Car l’absence d’opposition organiquement « sécurisée » – sachant présenter une cohérence lisible et audible, pouvant exprimer une alternative crédible et fiable, osant disposer d’un rôle avéré dans la représentation institutionnelle – entraine ou oblige les « alternances » à se construire en marge des institutions, à s’imposer dans la manifestation ou l’insurrection et, surtout, à s’effectuer dans des conditions extraconstitutionnelles.
L’économique et le social s’en trouvent pris en otage par la récurrence des instabilités institutionnelles et les risques politiques… avec les conséquences que l’on connait quant à l’enlisement de Madagascar dans un sous-développement économique, social et… sociétal… sans parler des dépravations que commettent immanquablement ceux – la « cour » – qui accèdent au pouvoir en procédant d’un Président seul maître à bord – le « monarque » : aucun des Présidents, depuis Philibert Tsiranana, n’a pris le pouvoir avec une équipe préparée et asservie collectivement à l’exercice de la « chose publique »… On en est arrivé tout de même à des « recrutements » des ministres par voie de curriculum vitae, lorsque ce ne sont des improvisations de composition au gré des ralliements et des allégeances… a posteriori… Ce ne sont pas les derniers errements des gouvernements – en particulier des chefs de la diplomatie qui se sont succédés – qui augurent une amélioration de l’appréhension de la « chose publique » à Madagascar…
De plus, ce système électoral est non seulement le scrutin le plus facilement falsifiable, mais il est aussi celui qui génère les plus onéreuses dépenses de campagne… pour celui qui veut gagner, y compris en « achetant » le scrutin ou ses « contrôleurs », les votes ou leurs « dépositaires », les résultats ou les « juges » électoraux… Permettez-moi de ne pas m’étendre sur cet aspect car j’aurai à le développer lorsque je vous partagerai et étayerai la proposition d’un autre modèle d’exercice démocratique dont le nécessaire préalable est l’installation d’une première balance électorale « fiable » avant l’éventuelle modification institutionnelle qui instaurerait ce modèle : « les élections générales liées ».
Merde, je me suis encore lâché… et je recommence à être trop long…

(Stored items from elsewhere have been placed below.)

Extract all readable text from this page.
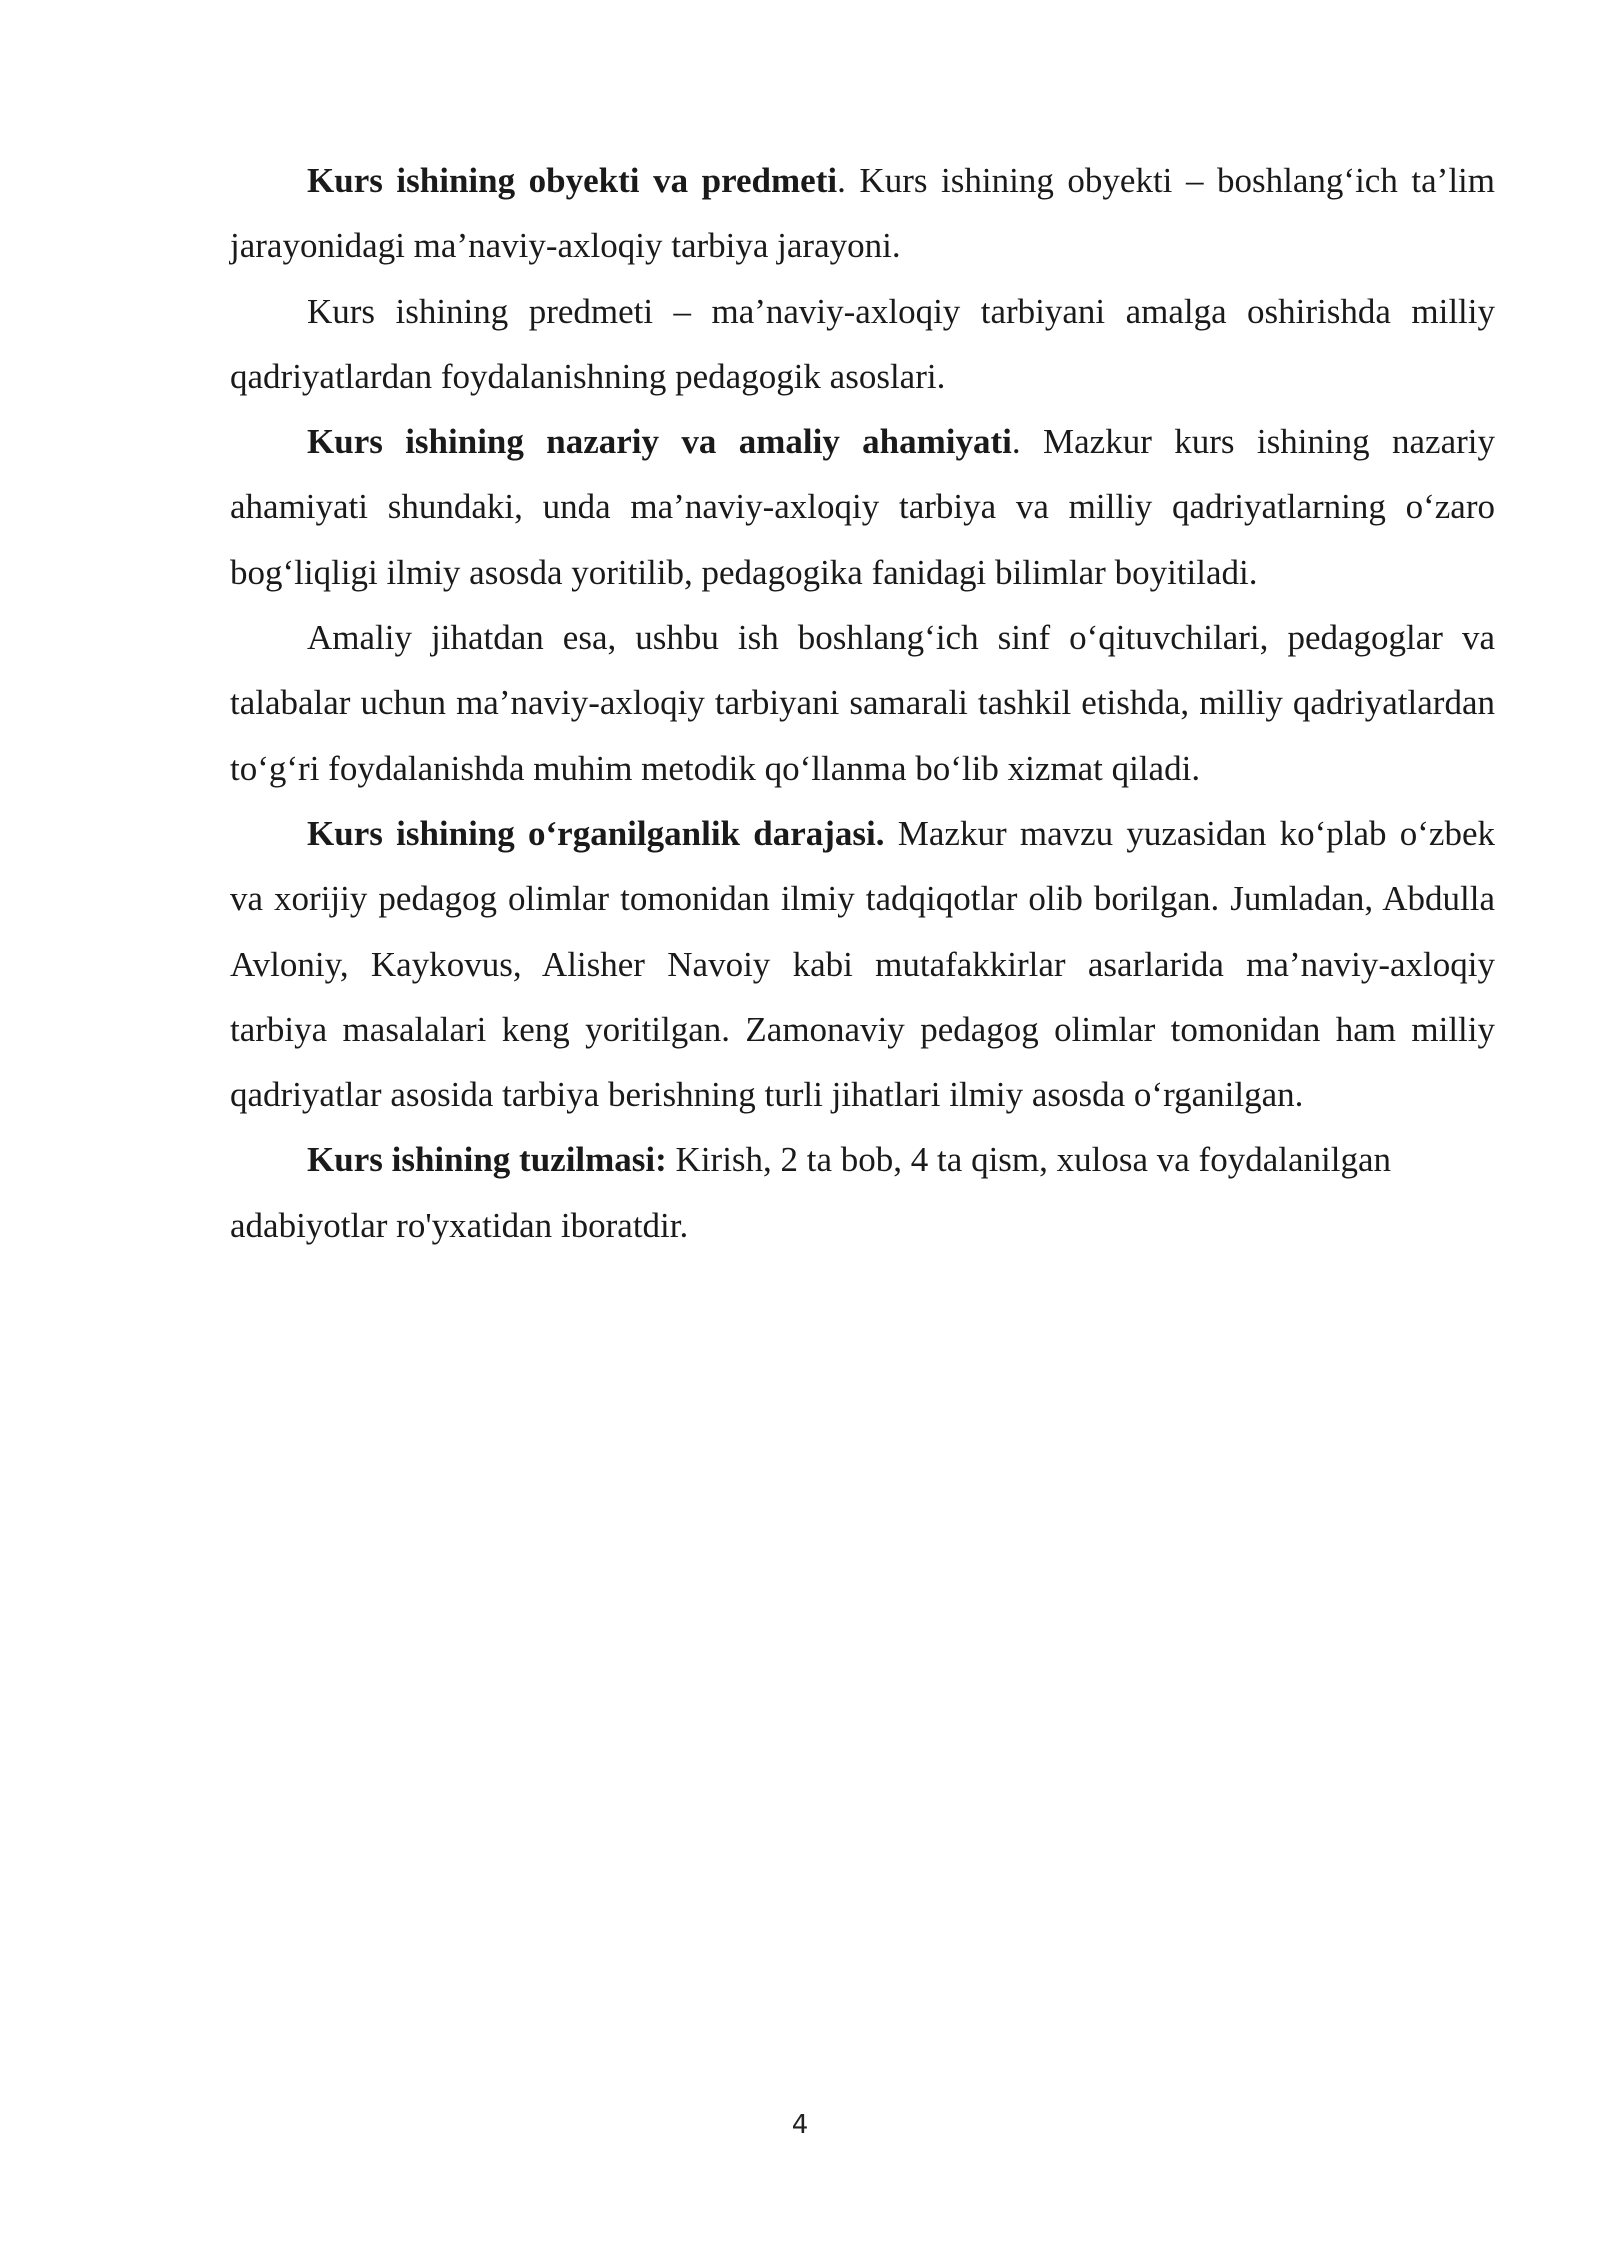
Kurs ishining obyekti va predmeti. Kurs ishining obyekti – boshlang‘ich ta’lim jarayonidagi ma’naviy-axloqiy tarbiya jarayoni.

Kurs ishining predmeti – ma’naviy-axloqiy tarbiyani amalga oshirishda milliy qadriyatlardan foydalanishning pedagogik asoslari.

Kurs ishining nazariy va amaliy ahamiyati. Mazkur kurs ishining nazariy ahamiyati shundaki, unda ma’naviy-axloqiy tarbiya va milliy qadriyatlarning o‘zaro bog‘liqligi ilmiy asosda yoritilib, pedagogika fanidagi bilimlar boyitiladi.

Amaliy jihatdan esa, ushbu ish boshlang‘ich sinf o‘qituvchilari, pedagoglar va talabalar uchun ma’naviy-axloqiy tarbiyani samarali tashkil etishda, milliy qadriyatlardan to‘g‘ri foydalanishda muhim metodik qo‘llanma bo‘lib xizmat qiladi.

Kurs ishining o‘rganilganlik darajasi. Mazkur mavzu yuzasidan ko‘plab o‘zbek va xorijiy pedagog olimlar tomonidan ilmiy tadqiqotlar olib borilgan. Jumladan, Abdulla Avloniy, Kaykovus, Alisher Navoiy kabi mutafakkirlar asarlarida ma’naviy-axloqiy tarbiya masalalari keng yoritilgan. Zamonaviy pedagog olimlar tomonidan ham milliy qadriyatlar asosida tarbiya berishning turli jihatlari ilmiy asosda o‘rganilgan.

Kurs ishining tuzilmasi: Kirish, 2 ta bob, 4 ta qism, xulosa va foydalanilgan adabiyotlar ro'yxatidan iboratdir.

4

En guise de première conclusion et de transition vers notre prochain échange, comme déjà souligné, la quasi-totalité des pays de grande tradition démocratique dispose de bien d’autres systèmes de représentation et de représentativité qui excluent la désignation de leur chef de l’État – lorsque celui-ci qui assure le pouvoir exécutif – ou leur chef de gouvernement par ce modèle de vote direct et uninominal à deux tours.